For the foregoing reasons, we reverse with regard to the district court’s doubling of actual damages, and reinstate the jury’s original actual damages award of $1 million for false advertising, and $2.5 million for trademark infringement. We affirm the district court on all other claims. Thus, as modified by our opinion, Skydive Arizona is awarded $1 million in actual damages for false advertising, $2.5 million in actual damages for trademark infringement, $2,500,004 in lost profits for trademark infringement, and $600,000 in statutory damages for cybersquatting.

Each party shall bear its own costs on appeal.

AFFIRMED IN PART and MODIFIED IN PART.

NOONAN, Circuit Judge,

concurring and dissenting:

I concur in the opinion of the court except as to some damages. On this appeal, we review a record on which the district court looked at actual damages using primarily a standard intended to measure injury to the reputation of persons rather than injury to the goodwill of a business. Goodwill is difficult to quantify but is regularly assessed by accountants in the course of the purchase of a business. It is neither as nebulous nor as fragile as personal reputation. In reviewing the damages under section 912 of the Restatement of Torts, Second, the district court erred as a matter of law.

For accounting purposes, goodwill is typically the difference between the fair market value of the company and its underlying assets and liabilities. See, e.g., Memorial, Inc. v. Harris, 655 F.2d 905, 910 (9th Cir.1980) (East, J.). This accounting calculation is difficult since Skydive Arizona is not a publicly traded company. Nonetheless, there are a variety of methods that might be employed in calculating goodwill and the harm to that asset caused by the Defendants. See Robert F. Reilly, SFAS Nos. 141 and 142 Implications for Goodwill Acquired by M & A 25-FEB Am. Bankr.Inst. J. 48 (2006).

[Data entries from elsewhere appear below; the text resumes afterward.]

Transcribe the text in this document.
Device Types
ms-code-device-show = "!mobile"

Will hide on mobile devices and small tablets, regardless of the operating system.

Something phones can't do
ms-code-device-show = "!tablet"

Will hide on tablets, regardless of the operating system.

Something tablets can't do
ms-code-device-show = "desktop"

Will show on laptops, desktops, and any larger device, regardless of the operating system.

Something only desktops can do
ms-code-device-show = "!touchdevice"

As to the components of the actual damages, “the hundreds of thousands of dollars” spent by Skydive Arizona on advertising are relevant in considering the value of its goodwill, but do nothing to establish the actual damage to that goodwill. They do not measure harm. The profits of the Defendants are also not a measure of the plaintiffs actual damages. The business done by Skydive Arizona is relevant. Its own figures showed no diminution in dives sold. Nothing in fact in the record supports the jury’s assessment of these damages as amounting to $2,500,000. The district court needed to determine them by evidence. See Lindy Pen Co., Inc. v. Bic Pen Corp., 982 F.2d 1400, 1404-05 (9th Cir.1993) (Roll, J.)